Ask HN: How would a recession affect venture-funded startups? - jihoon796
I&#x27;m curious to see what people think of how the current startup ecosystem will fare if there is a real recession.
======
mdorazio
Well, I distinctly remember what happened the last time - investor capital
dried up really quickly, which significantly lowered early stage financing and
made deal terms quite a bit worse. Additionally, startups had a lot harder
time actually making revenue since both b2b and b2c spending lowered
significantly.

That said, this time it's really hard to say because we still have
historically low interest rates and not a whole lot of places for people with
money to invest it at higher returns, so that's sure to have an impact.

------
_ah
It will be GREAT.

Ok, maybe an overstatement. Fewer companies will be funded, many many will
die. The market will viciously slaughter any weak business plans. But the few
that survive will THRIVE. With brutal market pressure, only the best ideas
will move forward... there will be a complete inability to hide from the
reality of bad plans or execution. High quality employees will be more willing
to join for less salary, extending runway. When the economy recovers, those
scrappy survivors will already have market share and will be in the best
possible to ride the wave upward to absolute dominance.

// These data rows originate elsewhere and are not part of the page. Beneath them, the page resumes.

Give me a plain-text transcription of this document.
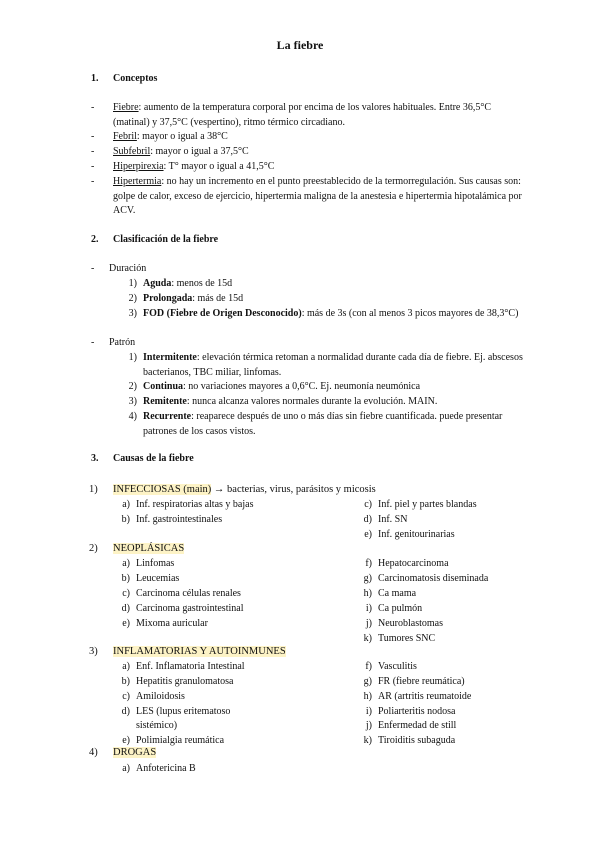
La fiebre
1. Conceptos
- Fiebre: aumento de la temperatura corporal por encima de los valores habituales. Entre 36,5°C (matinal) y 37,5°C (vespertino), ritmo térmico circadiano.
- Febril: mayor o igual a 38°C
- Subfebril: mayor o igual a 37,5°C
- Hiperpirexia: T° mayor o igual a 41,5°C
- Hipertermia: no hay un incremento en el punto preestablecido de la termorregulación. Sus causas son: golpe de calor, exceso de ejercicio, hipertermia maligna de la anestesia e hipertermia hipotalámica por ACV.
2. Clasificación de la fiebre
- Duración
1) Aguda: menos de 15d
2) Prolongada: más de 15d
3) FOD (Fiebre de Origen Desconocido): más de 3s (con al menos 3 picos mayores de 38,3°C)
- Patrón
1) Intermitente: elevación térmica retoman a normalidad durante cada día de fiebre. Ej. abscesos bacterianos, TBC miliar, linfomas.
2) Continua: no variaciones mayores a 0,6°C. Ej. neumonía neumónica
3) Remitente: nunca alcanza valores normales durante la evolución. MAIN.
4) Recurrente: reaparece después de uno o más días sin fiebre cuantificada. puede presentar patrones de los casos vistos.
3. Causas de la fiebre
1) INFECCIOSAS (main) → bacterias, virus, parásitos y micosis
a) Inf. respiratorias altas y bajas
b) Inf. gastrointestinales
c) Inf. piel y partes blandas
d) Inf. SN
e) Inf. genitourinarias
2) NEOPLÁSICAS
a) Linfomas
b) Leucemias
c) Carcinoma células renales
d) Carcinoma gastrointestinal
e) Mixoma auricular
f) Hepatocarcinoma
g) Carcinomatosis diseminada
h) Ca mama
i) Ca pulmón
j) Neuroblastomas
k) Tumores SNC
3) INFLAMATORIAS Y AUTOINMUNES
a) Enf. Inflamatoria Intestinal
b) Hepatitis granulomatosa
c) Amiloidosis
d) LES (lupus eritematoso
sistémico)
e) Polimialgia reumática
f) Vasculitis
g) FR (fiebre reumática)
h) AR (artritis reumatoide
i) Poliarteritis nodosa
j) Enfermedad de still
k) Tiroiditis subaguda
4) DROGAS
a) Anfotericina B
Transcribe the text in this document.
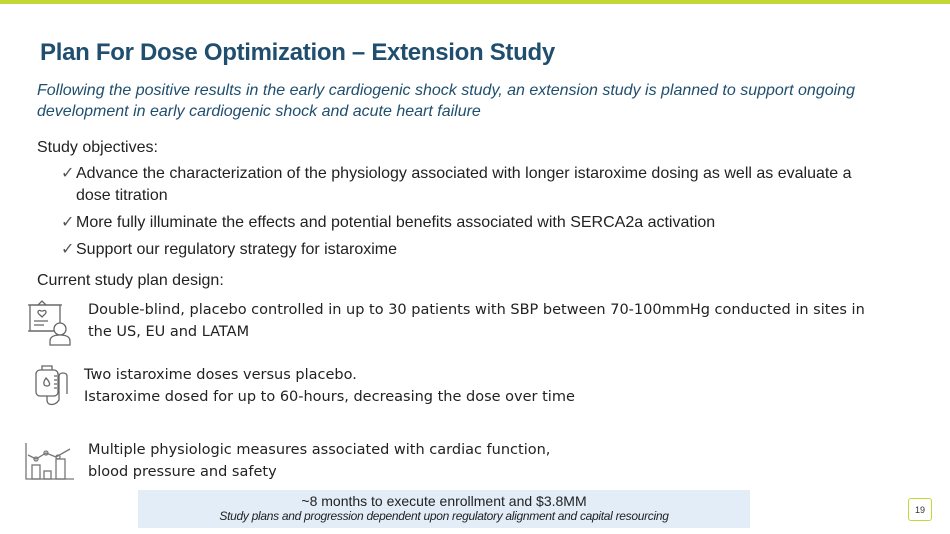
Plan For Dose Optimization – Extension Study
Following the positive results in the early cardiogenic shock study, an extension study is planned to support ongoing development in early cardiogenic shock and acute heart failure
Study objectives:
✓ Advance the characterization of the physiology associated with longer istaroxime dosing as well as evaluate a dose titration
✓ More fully illuminate the effects and potential benefits associated with SERCA2a activation
✓ Support our regulatory strategy for istaroxime
Current study plan design:
Double-blind, placebo controlled in up to 30 patients with SBP between 70-100mmHg conducted in sites in
the US, EU and LATAM
Two istaroxime doses versus placebo.
Istaroxime dosed for up to 60-hours, decreasing the dose over time
Multiple physiologic measures associated with cardiac function,
blood pressure and safety
~8 months to execute enrollment and $3.8MM
Study plans and progression dependent upon regulatory alignment and capital resourcing	19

Seriously, if you want to join a startup, definitely consider looking for
companies that seem to be doing well (or even doing pretty-much-ok) in the
depths of the recession.

------
muzani
It might actually be good. Companies need more funds not so much because they
need it to live, but because they want to outpace the competition. As one mid
stage VC put it, "There's war and we sell the bullets."

Startups have developed a bad habit of overspending (at least in Asia) where
they're offering unsustainable discounts, playing bait and switch, swarming
competitors with false reviews and calls, or things like buying phones and
offering generous contracts for partners, who quit their job, and then find
that the startup is not so generous 3 years later.